İslam Peygamberi –s– bir hadiste asi nefsin insanları kötülüğe sürükleyen en önemli etken şeklinde açıklıyor.
Evet, her insanın içinde en büyük düşmanı pusudadır ve bu düşman nefsi emmare ve şehvet ve bencillik ve egoistlik duygularından ibarettir. Ne zaman bu zehirli yılanı ve öldürücü düşmanı ezerek yerine oturtabilirsek o zaman başarılı olur ve saadete kavuşur ve her türlü kötülüğe karşı direnebiliriz. Ancak ne zaman bu düşman başını kaldırır ve içimizdeki manevi gücü ve rahmani nefsi ve aklımızı ezerek kendi etkisi altına alacak olursa, o zaman biz durgunluk içinde veya gerileme sürecindeyiz demektir.
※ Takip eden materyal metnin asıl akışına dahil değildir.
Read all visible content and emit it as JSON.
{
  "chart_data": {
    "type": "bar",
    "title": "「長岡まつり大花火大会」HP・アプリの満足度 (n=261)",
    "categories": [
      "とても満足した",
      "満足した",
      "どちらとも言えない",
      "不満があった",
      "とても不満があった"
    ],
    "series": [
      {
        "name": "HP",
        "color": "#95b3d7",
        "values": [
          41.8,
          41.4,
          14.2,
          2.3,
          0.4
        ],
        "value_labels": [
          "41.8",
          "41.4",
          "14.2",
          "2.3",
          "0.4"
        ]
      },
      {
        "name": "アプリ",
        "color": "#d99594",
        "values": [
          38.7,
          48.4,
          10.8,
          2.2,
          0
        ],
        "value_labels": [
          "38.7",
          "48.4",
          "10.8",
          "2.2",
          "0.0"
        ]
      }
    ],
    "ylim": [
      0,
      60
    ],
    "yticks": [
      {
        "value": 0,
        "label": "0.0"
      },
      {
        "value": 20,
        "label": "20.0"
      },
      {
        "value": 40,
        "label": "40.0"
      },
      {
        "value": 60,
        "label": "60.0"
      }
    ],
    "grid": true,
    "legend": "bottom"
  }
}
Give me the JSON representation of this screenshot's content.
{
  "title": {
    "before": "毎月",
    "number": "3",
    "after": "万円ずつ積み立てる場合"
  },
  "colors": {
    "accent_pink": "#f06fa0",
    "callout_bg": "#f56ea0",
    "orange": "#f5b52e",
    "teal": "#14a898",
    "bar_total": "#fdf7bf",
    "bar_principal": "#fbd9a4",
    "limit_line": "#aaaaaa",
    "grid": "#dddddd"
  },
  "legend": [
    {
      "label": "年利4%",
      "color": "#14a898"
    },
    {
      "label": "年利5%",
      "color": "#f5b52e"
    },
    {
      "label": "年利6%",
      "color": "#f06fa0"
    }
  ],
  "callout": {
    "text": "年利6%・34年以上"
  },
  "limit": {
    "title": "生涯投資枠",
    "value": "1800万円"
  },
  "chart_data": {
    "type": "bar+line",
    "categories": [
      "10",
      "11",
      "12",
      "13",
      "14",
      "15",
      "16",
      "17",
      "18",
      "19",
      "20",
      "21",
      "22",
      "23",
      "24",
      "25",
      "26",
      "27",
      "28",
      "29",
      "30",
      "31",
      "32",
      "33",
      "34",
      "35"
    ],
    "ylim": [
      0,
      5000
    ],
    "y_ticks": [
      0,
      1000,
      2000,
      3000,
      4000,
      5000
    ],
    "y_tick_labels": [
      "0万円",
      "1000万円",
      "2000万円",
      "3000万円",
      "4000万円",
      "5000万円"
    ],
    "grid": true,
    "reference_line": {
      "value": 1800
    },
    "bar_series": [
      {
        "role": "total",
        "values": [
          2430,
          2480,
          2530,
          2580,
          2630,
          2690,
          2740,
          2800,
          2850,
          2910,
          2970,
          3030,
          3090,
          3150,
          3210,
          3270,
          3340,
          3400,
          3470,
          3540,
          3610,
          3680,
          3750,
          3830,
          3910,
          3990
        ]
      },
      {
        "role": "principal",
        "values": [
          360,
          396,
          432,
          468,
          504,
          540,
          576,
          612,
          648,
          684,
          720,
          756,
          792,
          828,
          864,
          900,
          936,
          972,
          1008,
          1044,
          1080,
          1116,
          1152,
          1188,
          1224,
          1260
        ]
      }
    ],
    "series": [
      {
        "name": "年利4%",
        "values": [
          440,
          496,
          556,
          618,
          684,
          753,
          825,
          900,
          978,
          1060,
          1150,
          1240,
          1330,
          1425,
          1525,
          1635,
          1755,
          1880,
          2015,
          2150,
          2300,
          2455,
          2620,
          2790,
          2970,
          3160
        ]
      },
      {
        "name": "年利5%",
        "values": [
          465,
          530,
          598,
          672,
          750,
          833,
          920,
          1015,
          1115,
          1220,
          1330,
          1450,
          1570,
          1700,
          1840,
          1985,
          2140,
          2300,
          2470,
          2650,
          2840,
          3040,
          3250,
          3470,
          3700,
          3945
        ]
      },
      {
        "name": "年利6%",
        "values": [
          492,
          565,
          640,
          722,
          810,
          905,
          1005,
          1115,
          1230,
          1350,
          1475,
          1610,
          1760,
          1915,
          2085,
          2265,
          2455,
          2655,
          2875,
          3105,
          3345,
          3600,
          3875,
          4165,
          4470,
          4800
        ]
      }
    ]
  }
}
İslam İnkılabı Lideri Ayetullah Hamanei milletlerin sorununu insan gibi giyinen ama içlerinde acımasız ve yırtıcı bir hayvan bulunan insanlarca yönetilmeleri şeklinde beyan ederek şöyle diyor: Binlerce insanın katledilmesini, kadınların ve küçücük yavruların kimyasal silahla vurulmasını umursamayan ve rahatlıkla her türlü cinayeti işleyen bir insan görecede insandır, ama gerçekte asi nefsinin kulu kölesi ve batında yırtıcı bir kurttur. Eğer insan batınının terbiyesine özen göstermezse, böyle birine dönüşür.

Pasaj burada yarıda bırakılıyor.